How is this recurrence arrived at? Even if this recurrence is taken as definition, there must be some motivation for it. Thank you.
On
If you can read German you find an answer in my lecture notes at University of Vienna, Elementare q-Identitäten, Chapter 3.
Your $S_q(n,k)$ is the same as my $q^{\binom{k}{2}} S[n,k]$
The following justification is based on material in Johann Cigler’s lecture notes, Chapters 1 and 3.
The ordinary Stirling numbers of the second kind are characterized by the identity $$(xD)^n=\sum_k\left\{\matrix{n\\k}\right\}x^kD^k\;,\tag{1}$$ where $D$ is the ordinary differentiation operator.

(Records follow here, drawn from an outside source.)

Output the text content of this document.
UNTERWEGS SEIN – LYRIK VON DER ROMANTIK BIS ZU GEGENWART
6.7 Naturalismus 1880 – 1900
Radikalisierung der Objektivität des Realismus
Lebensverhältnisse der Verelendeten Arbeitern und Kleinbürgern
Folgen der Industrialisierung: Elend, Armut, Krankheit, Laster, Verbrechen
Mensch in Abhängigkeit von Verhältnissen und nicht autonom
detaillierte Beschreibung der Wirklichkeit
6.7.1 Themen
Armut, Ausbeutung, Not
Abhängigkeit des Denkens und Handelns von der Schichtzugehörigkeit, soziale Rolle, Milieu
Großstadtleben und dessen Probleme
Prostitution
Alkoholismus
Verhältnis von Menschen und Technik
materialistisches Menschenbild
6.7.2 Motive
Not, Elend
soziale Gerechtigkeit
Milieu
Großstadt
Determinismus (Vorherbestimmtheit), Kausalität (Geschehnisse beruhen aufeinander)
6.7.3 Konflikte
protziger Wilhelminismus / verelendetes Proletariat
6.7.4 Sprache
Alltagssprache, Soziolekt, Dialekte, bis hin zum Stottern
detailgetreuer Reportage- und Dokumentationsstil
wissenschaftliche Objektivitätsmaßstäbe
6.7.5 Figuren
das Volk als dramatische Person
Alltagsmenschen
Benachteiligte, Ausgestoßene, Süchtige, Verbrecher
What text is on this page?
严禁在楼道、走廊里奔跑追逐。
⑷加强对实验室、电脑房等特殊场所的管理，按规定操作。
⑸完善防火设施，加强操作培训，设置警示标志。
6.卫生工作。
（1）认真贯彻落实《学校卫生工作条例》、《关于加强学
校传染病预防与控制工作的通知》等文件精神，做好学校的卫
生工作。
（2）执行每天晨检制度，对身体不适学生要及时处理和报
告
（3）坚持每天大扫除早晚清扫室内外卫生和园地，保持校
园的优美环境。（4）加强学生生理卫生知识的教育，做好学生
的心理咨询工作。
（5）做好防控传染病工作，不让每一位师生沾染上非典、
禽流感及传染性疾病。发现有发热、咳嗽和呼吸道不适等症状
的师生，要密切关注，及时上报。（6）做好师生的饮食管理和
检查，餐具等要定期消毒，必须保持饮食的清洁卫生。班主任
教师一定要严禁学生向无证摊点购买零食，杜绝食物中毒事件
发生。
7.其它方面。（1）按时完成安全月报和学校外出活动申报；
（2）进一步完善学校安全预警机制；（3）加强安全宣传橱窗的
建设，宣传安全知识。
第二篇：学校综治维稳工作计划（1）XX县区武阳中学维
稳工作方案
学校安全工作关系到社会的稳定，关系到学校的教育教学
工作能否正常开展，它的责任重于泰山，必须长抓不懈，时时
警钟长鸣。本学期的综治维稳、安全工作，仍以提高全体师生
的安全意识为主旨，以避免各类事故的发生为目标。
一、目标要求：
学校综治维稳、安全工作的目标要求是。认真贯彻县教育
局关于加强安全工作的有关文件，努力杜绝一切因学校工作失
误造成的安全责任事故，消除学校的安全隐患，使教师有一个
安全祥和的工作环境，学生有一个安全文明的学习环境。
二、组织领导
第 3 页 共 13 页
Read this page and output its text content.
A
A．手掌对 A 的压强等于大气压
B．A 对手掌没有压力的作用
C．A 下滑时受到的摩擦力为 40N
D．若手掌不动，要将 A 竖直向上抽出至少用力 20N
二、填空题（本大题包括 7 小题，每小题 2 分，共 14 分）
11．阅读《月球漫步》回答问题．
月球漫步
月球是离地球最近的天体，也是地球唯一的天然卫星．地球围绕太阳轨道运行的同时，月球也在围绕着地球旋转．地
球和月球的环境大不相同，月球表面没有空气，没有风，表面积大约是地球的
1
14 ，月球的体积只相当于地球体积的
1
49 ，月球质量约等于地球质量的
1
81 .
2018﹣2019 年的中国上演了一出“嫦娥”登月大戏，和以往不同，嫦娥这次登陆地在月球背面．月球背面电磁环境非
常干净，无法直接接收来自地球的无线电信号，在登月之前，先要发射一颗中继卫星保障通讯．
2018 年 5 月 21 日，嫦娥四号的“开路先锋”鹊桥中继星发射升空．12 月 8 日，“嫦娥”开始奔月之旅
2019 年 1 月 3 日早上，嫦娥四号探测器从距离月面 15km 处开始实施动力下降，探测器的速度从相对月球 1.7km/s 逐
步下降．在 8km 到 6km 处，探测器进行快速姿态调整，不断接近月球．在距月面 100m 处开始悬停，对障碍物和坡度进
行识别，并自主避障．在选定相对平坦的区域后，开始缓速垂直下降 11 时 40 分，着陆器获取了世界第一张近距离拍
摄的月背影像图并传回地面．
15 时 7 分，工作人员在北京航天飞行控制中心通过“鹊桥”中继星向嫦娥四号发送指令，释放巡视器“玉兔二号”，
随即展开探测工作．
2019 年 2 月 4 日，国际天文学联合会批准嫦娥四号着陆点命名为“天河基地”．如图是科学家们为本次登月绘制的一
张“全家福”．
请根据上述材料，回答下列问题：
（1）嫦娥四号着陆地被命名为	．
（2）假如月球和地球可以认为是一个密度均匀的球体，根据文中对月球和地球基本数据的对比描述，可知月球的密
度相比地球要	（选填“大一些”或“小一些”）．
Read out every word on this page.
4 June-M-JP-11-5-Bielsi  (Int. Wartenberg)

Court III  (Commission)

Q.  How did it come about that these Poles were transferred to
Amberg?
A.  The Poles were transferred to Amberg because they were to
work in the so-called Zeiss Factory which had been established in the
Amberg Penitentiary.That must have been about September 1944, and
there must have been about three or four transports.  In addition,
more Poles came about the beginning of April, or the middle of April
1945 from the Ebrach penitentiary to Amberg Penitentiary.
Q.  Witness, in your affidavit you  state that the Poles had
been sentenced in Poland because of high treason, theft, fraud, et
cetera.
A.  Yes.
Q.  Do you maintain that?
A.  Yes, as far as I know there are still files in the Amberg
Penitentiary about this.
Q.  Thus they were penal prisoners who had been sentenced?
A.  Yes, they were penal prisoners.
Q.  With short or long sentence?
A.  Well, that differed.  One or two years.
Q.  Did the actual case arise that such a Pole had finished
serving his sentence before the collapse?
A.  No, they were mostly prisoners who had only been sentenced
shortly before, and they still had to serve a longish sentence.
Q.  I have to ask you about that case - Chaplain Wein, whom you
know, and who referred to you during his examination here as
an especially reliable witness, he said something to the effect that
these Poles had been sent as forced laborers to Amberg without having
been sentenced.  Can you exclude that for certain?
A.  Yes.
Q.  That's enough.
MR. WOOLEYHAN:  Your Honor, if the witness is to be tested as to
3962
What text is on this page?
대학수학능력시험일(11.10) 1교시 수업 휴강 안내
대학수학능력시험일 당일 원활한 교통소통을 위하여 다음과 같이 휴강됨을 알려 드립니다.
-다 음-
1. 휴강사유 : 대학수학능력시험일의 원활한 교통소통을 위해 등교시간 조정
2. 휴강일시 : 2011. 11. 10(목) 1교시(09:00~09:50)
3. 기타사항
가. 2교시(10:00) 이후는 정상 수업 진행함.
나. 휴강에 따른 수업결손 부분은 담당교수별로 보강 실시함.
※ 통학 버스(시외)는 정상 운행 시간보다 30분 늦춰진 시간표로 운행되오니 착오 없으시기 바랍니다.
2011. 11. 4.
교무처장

Thus, one approach to defining a $q$-analogue $S_q(n,k)$ is to require that it satisfy the analogue of $(1)$ with $D$ replaced by $D_q$, defined by $$D_qf(x)=\frac{f(qx)-f(x)}{qx-x}$$ and satisfying $$D_qx^n=\frac{(qx)^n-x^n}{(q-1)x}=\frac{q^n-1}{q-1}x^{n-1}=(n)_qx^{n-1}$$ and $$D_qx=qxD_q\;.$$
In other words, one might reasonably define $S_q(n,k)$ to satisfy
$$(xD_q)^n=\sum_{k=0}^nS_q(n,k)x^kD_q^k\;.\tag{2}$$
Assume that $(2)$ holds for some $n$; then
$$\begin{align*} xD_q(xD_q)^n&=\sum_kS_q(n,k)xD_qx^kD_q^k\\ &=\sum_kS_q(n,k)x\Big(q^kx^kD_q+(k)_qx^{k-1}\Big)D_q^k\\ &=\sum_kS_q(n,k)q^kx^{k+1}D_q^{k+1}+\sum_k(k)_qS_q(n,k)x^kD_q^k\\ &=\sum_k\left(S_q(n,k-1)q^{k-1}+(k)_qS_q(n,k)\right)x^kD_q^k\;, \end{align*}$$
so if we want $(2)$ to hold for $n+1$, we must set
$$S_q(n+1,k)=S_q(n,k-1)q^{k-1}+(k)_qS_q(n,k)\;.\tag{3}$$
$(2)$ clearly requires that $S_q(n,0)=\delta_{n,0}$; it imposes no constraint on $S_q(0,k)$ for $k>0$, but setting it to $0$ is the natural thing to do and is compatible with $(3)$.